In our project we have characters which can wear garments. Characters are skinned meshes and, to avoid clipping, we need to make it read/write, clone the mesh and remove from index buffer occluded vertices.
Issues in such approach are:

  • Clone mesh is slow (Instantiate)
  • The mesh must be marked as read/write (unnecessary cpu-side mesh copies)
  • Shared mesh data (vertices buffer) is duplicated per character

So, is there any better way to deal with "vertices" culling? Or solution for any issue I listed?


1 Like

Hello, this problem can be quite content specific. An alternative approach you could consider is pushing the vertices inward so they do not stick through the garments. You can push the vertices around by either using blend shapes or through a vertex shader. Both approaches avoid point 1 and 2.

If you use blend shapes you still end up with a vertex buffer per mesh on the GPU. But some of the meshes may already have this if they are also skinned.

For the vertex shader approach you will share the same mesh buffer, but pay for the deformation each time the vertex shader executes. This approach potentially offers more flexibility. You could pull all vertices inwards based on the distance to a point. Or you could utilize an additional vertex channel (for example vertex colors) to mask which vertices get moved. This Unity learn tutorial shows how you can move vertices in shaders using a shader graph.

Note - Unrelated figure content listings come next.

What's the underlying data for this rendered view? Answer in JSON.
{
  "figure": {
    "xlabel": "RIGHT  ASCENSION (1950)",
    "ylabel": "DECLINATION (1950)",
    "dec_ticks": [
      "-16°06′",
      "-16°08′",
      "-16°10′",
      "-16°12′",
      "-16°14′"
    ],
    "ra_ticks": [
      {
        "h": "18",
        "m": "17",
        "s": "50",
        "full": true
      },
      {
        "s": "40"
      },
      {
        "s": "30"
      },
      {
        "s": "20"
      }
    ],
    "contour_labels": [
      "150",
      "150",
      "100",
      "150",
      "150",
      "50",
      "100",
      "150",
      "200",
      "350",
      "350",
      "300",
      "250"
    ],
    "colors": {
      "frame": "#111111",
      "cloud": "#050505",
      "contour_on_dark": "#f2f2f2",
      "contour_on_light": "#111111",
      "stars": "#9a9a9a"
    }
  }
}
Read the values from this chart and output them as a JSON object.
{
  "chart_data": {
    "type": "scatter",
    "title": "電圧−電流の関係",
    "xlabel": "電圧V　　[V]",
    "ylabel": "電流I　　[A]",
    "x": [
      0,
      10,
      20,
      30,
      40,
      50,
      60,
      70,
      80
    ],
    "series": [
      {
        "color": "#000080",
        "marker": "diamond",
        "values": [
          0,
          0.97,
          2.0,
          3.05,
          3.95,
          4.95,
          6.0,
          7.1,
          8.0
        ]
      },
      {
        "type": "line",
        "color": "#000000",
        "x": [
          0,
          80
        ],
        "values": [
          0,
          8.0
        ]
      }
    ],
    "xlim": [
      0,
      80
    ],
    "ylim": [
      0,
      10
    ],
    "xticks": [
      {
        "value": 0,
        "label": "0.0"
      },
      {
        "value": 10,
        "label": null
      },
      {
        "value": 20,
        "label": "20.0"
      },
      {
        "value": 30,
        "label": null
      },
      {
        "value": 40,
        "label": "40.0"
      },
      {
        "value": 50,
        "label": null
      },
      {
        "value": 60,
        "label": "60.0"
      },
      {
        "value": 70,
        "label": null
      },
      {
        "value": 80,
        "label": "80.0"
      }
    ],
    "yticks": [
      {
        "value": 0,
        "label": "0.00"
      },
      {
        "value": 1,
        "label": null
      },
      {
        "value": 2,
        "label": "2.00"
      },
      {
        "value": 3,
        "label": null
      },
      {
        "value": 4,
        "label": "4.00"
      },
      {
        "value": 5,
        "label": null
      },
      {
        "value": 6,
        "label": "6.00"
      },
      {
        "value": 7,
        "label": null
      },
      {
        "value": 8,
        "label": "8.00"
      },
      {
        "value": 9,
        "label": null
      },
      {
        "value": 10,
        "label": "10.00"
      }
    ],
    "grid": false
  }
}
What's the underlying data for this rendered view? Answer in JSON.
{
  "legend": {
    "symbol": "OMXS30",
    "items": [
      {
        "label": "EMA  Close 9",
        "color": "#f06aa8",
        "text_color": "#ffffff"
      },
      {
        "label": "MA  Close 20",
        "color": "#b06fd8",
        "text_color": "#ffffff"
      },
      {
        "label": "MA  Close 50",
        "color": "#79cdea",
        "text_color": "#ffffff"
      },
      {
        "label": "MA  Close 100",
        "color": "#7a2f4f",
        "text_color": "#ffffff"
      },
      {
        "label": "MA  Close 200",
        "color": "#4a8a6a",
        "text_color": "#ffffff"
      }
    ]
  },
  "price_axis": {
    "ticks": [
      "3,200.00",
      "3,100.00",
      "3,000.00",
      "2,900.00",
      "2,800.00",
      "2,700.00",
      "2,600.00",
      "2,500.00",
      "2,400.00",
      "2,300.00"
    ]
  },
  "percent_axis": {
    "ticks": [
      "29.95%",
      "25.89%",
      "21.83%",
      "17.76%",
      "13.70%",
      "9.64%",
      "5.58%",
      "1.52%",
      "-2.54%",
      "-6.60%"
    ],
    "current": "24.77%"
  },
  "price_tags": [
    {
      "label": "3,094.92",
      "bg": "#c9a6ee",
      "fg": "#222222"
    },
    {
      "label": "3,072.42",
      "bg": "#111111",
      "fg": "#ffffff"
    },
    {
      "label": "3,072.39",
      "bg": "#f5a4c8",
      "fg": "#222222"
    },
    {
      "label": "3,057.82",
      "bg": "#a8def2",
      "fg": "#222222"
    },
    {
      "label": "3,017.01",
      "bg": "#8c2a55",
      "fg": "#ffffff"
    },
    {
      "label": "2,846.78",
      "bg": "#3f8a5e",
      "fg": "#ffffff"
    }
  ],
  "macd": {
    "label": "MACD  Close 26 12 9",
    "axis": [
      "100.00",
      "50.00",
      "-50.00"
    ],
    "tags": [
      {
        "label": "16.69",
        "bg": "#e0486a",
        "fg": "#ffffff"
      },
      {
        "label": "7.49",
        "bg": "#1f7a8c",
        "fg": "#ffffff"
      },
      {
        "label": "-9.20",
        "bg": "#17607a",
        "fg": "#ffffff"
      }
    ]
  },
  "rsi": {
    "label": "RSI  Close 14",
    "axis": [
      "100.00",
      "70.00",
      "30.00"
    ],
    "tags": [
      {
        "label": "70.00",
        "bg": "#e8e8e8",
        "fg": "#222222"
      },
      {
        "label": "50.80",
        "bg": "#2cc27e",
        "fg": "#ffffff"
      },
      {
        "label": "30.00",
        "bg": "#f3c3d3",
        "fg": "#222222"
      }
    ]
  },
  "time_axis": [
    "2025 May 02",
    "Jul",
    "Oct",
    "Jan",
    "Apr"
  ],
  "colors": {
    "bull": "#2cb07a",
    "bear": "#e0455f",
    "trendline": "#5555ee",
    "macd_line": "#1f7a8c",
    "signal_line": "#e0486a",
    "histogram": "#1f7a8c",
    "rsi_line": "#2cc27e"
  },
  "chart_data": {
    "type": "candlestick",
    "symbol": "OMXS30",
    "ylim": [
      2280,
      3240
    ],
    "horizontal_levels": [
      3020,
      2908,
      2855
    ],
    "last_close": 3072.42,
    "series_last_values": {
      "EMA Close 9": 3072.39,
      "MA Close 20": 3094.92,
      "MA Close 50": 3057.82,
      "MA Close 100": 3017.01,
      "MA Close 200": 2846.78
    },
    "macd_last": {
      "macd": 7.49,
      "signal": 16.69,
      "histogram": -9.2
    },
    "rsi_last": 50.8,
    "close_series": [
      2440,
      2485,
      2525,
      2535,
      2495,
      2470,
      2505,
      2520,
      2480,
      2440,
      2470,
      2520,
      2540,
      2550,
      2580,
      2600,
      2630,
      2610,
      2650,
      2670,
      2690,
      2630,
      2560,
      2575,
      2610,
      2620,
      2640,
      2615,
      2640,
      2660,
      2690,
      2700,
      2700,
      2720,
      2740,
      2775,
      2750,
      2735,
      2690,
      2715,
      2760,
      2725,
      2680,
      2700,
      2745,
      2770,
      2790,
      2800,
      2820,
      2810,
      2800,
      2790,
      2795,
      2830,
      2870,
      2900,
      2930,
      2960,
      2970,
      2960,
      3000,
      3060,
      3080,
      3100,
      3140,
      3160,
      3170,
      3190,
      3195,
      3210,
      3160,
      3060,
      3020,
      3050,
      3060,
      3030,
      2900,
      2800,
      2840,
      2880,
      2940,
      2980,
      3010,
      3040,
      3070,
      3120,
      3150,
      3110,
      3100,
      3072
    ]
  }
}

I was hoping there is some trick to share vertex buffer (but, from your comment I get that if I have blendshapes then there will be separate vertex buffer either way) and amend indices buffer without marking mesh as read/write.

Blendshapes are very memory intense, so it would end up even worse :)

Custom shader would be another "entity" to maintain and require whole system to be rewritten, but maybe.

It would be a great to have build-in layered garments system in Unity, so there wouldn't be a need for custom solution, but there are bigger needs xd So keep doing good job.

If you haven’t, check out UMA2. It is an open source system doing exactly what you need. This means you can look into their code how they are doing these things (they allow people to set up mask vertices to hide the underlying mesh upon clothing change and AFAIK they can also “bake” it, so it won’t use that much resources).

Never heard of UMA, but will try. Thanks

You can find it in the asset store or on GitHub.